Vienna school of medicine
   At the beginning of the 18th century, Western medical science still accepted the doctrine of the four humors present in human body fluids. Disease was present when one or more of the humors were out of balance; the common cures for restoring them to equilibrium were bleeding or purging. With the arrival of the Dutch physician and scholar Gerard van Swieten (1700–1772) at the court of Empress Maria Theresa in 1745, the medical faculty at the University of Vienna struck out in an altogether different direction. Van Swieten was a disciple of the great Dutch physician Hermann Boerhave, who taught in Leiden that sound medicine was based on the close observation of disease and trauma. The duty of the physician was to encourage the vast healing powers of nature rather than to prescribe treatments that he half understood. Van Swieten was also very concerned with public health. Progress was remarkably swift. In 1754, Vienna opened its first medical clinic; local physicians developed both techniques and instrumentation to improve their diagnostic capabilities. Emperor Joseph II established the Vienna General Hospital (Allgemeines Krankenhaus) in 1784, which became a center for van Swieten’s program.
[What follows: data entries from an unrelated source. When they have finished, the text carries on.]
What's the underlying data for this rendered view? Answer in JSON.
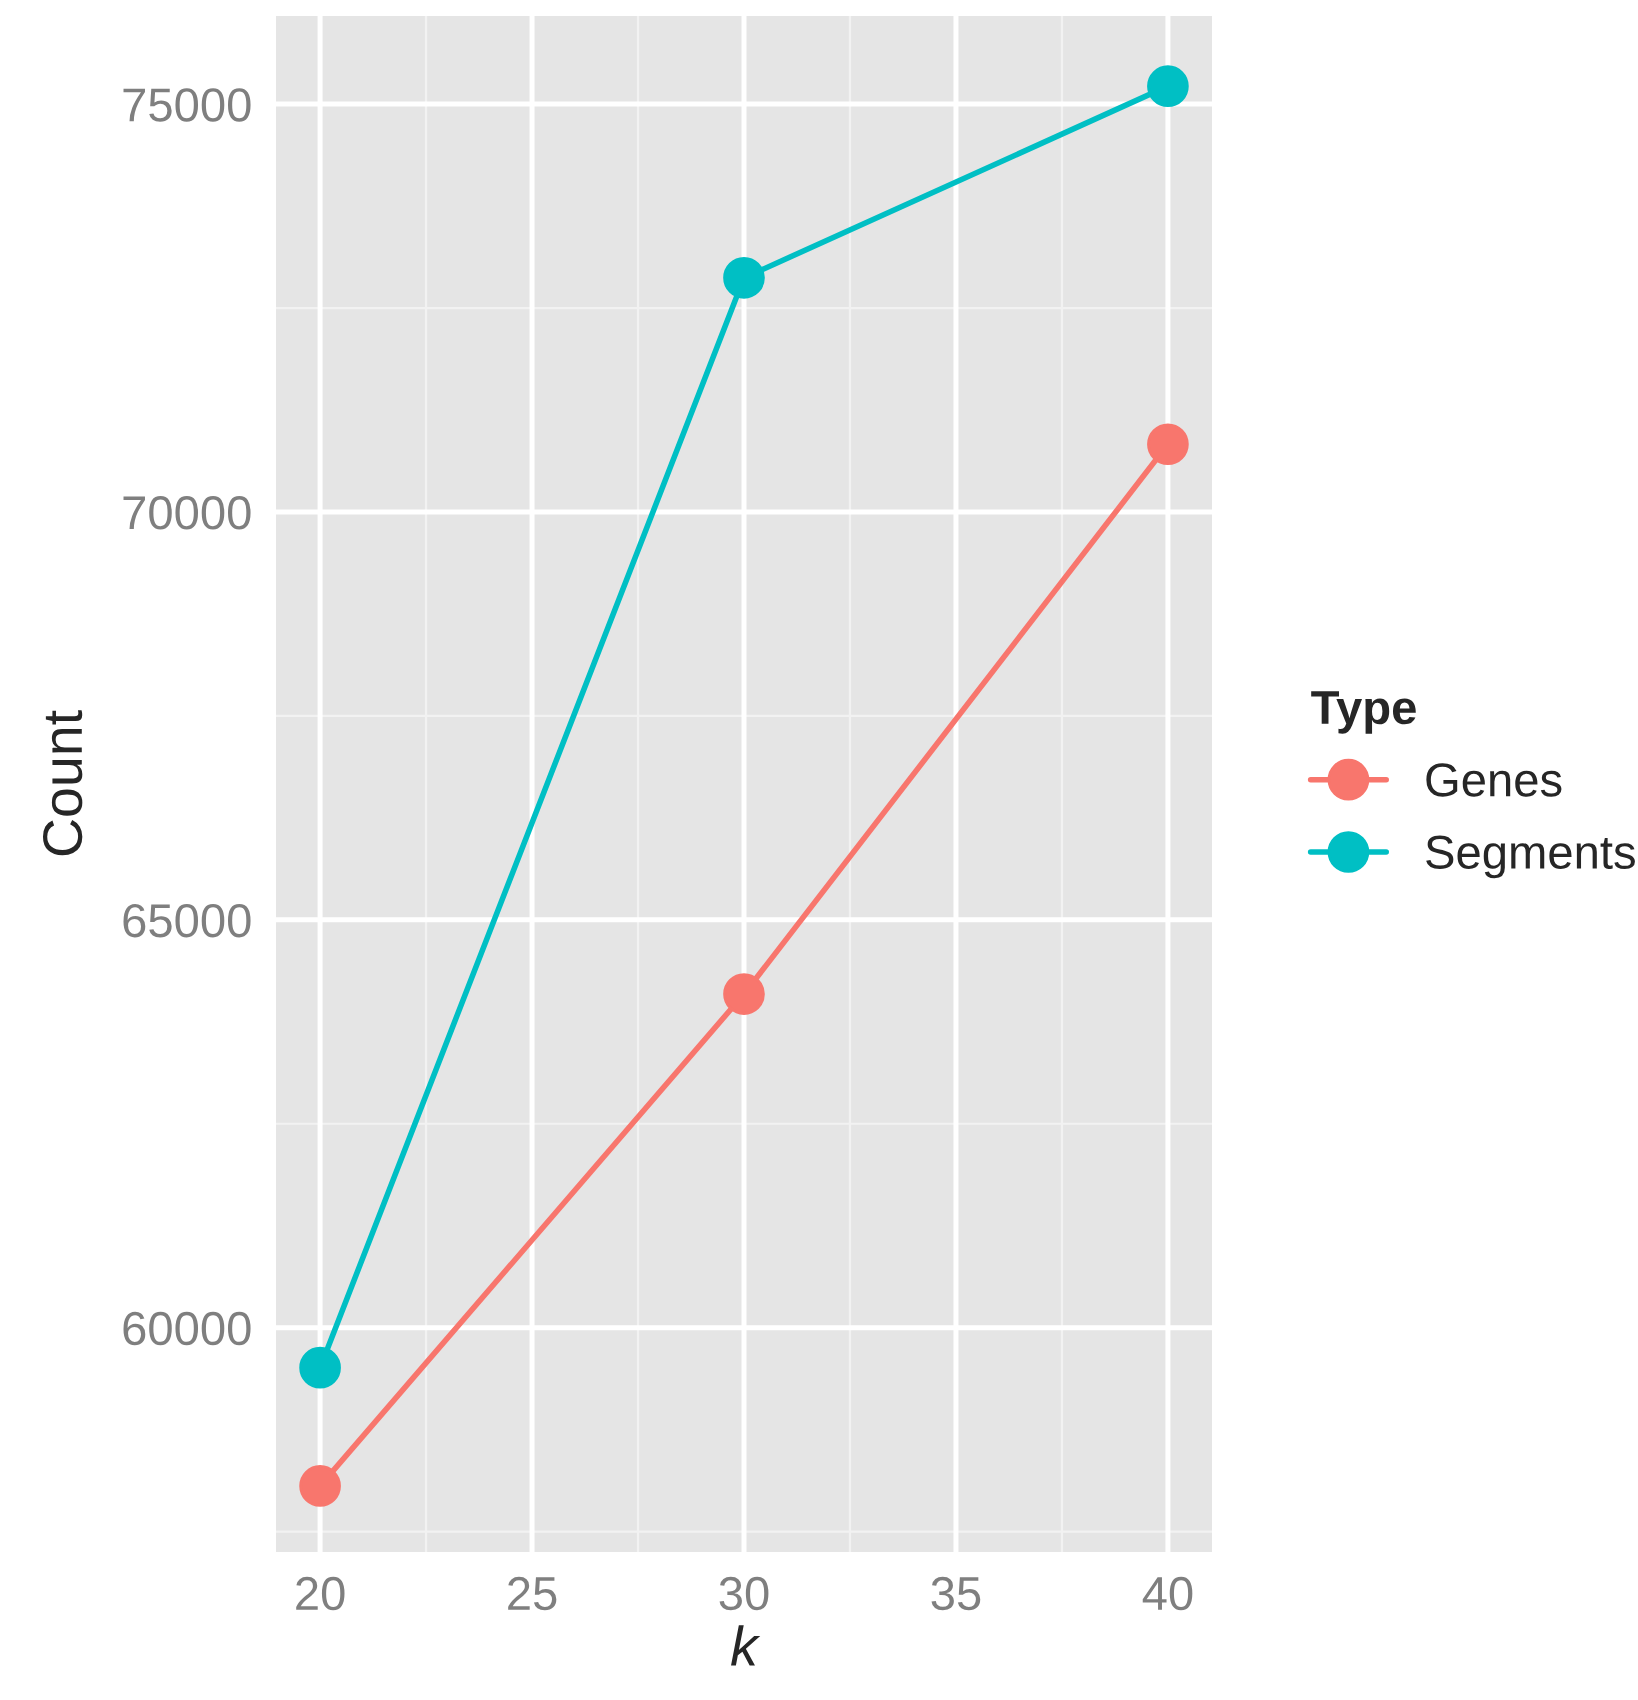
{
  "chart_data": {
    "type": "line",
    "xlabel": "k",
    "ylabel": "Count",
    "legend_title": "Type",
    "x": [
      20,
      30,
      40
    ],
    "series": [
      {
        "name": "Genes",
        "color": "#f8766d",
        "values": [
          58060,
          64090,
          70830
        ]
      },
      {
        "name": "Segments",
        "color": "#00bfc4",
        "values": [
          59510,
          72870,
          75220
        ]
      }
    ],
    "xlim": [
      18.96,
      41.04
    ],
    "xticks": [
      20,
      25,
      30,
      35,
      40
    ],
    "ylim": [
      57250,
      76080
    ],
    "yticks": [
      60000,
      65000,
      70000,
      75000
    ],
    "grid": true,
    "legend": "right",
    "marker": "circle",
    "line_style": "solid"
  }
}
The Dutch obstetrician Johann Lukas Boer practiced there following the principle that parturition was a natural process, which the good physician simply allowed to take its course. His contemporary Vinzenz von Kern (1760–1829), who taught at the university from 1805 until his death, developed a revolutionary treatment for wounds. Rejecting the use of traditional ointments and pressure bandaging, he dressed traumas in loose, water-saturated cloth to maximize the healing process. This practice was widely followed in the first half of the 19th century; it was said that by 1850, the only medication prescribed in the General Hospital was brandy for those in desperate pain.
   Great diagnostic advances certainly took place. Central to the detailed understanding of the human organism so necessary for medicine was the work of Karl von Rokitansky (1804–1878). Reportedly performing more than 85,000 autopsies during his long career, he turned anatomical pathology into an effective clinical tool. Though he himself did not make much use of his findings, a successor, Josef Skoda (1805–1881), certainly did. It was Skoda who refined the technique of chest percussion, first advanced by a Graz physician, Leopold von Auenbrugger a century earlier, in the examination of patients. Surgery, the only accepted therapeutic intervention, was developed to a highly sophisticated art, culminating in the work of Theodore Billroth (1829–1894). Joining the medical faculty of the University of Vienna in 1867, he pioneered in such procedures as the resectioning of the stomach (1881) and the removal of the larynx (1874). His students joined the staffs of hospitals throughout Europe.
   Substantial though these achievements were—Vienna continued to be a medical center even after the collapse of the monarchy—its therapeutic philosophy, particularly its disdain for pharmacological or chemical intervention, had its critics even in the 19th century. The Hungarian physician Ignaz Semmelweis (1818–1865) was never able to persuade the chief of his clinic to support good sanitary practices in obstetrical clinics. An insistent man, he was dismissed for his pains. The indifference to suffering patients became legendary, as diagnosis often seemed to be favored over cure.

Historical dictionary of Austria. . 2014.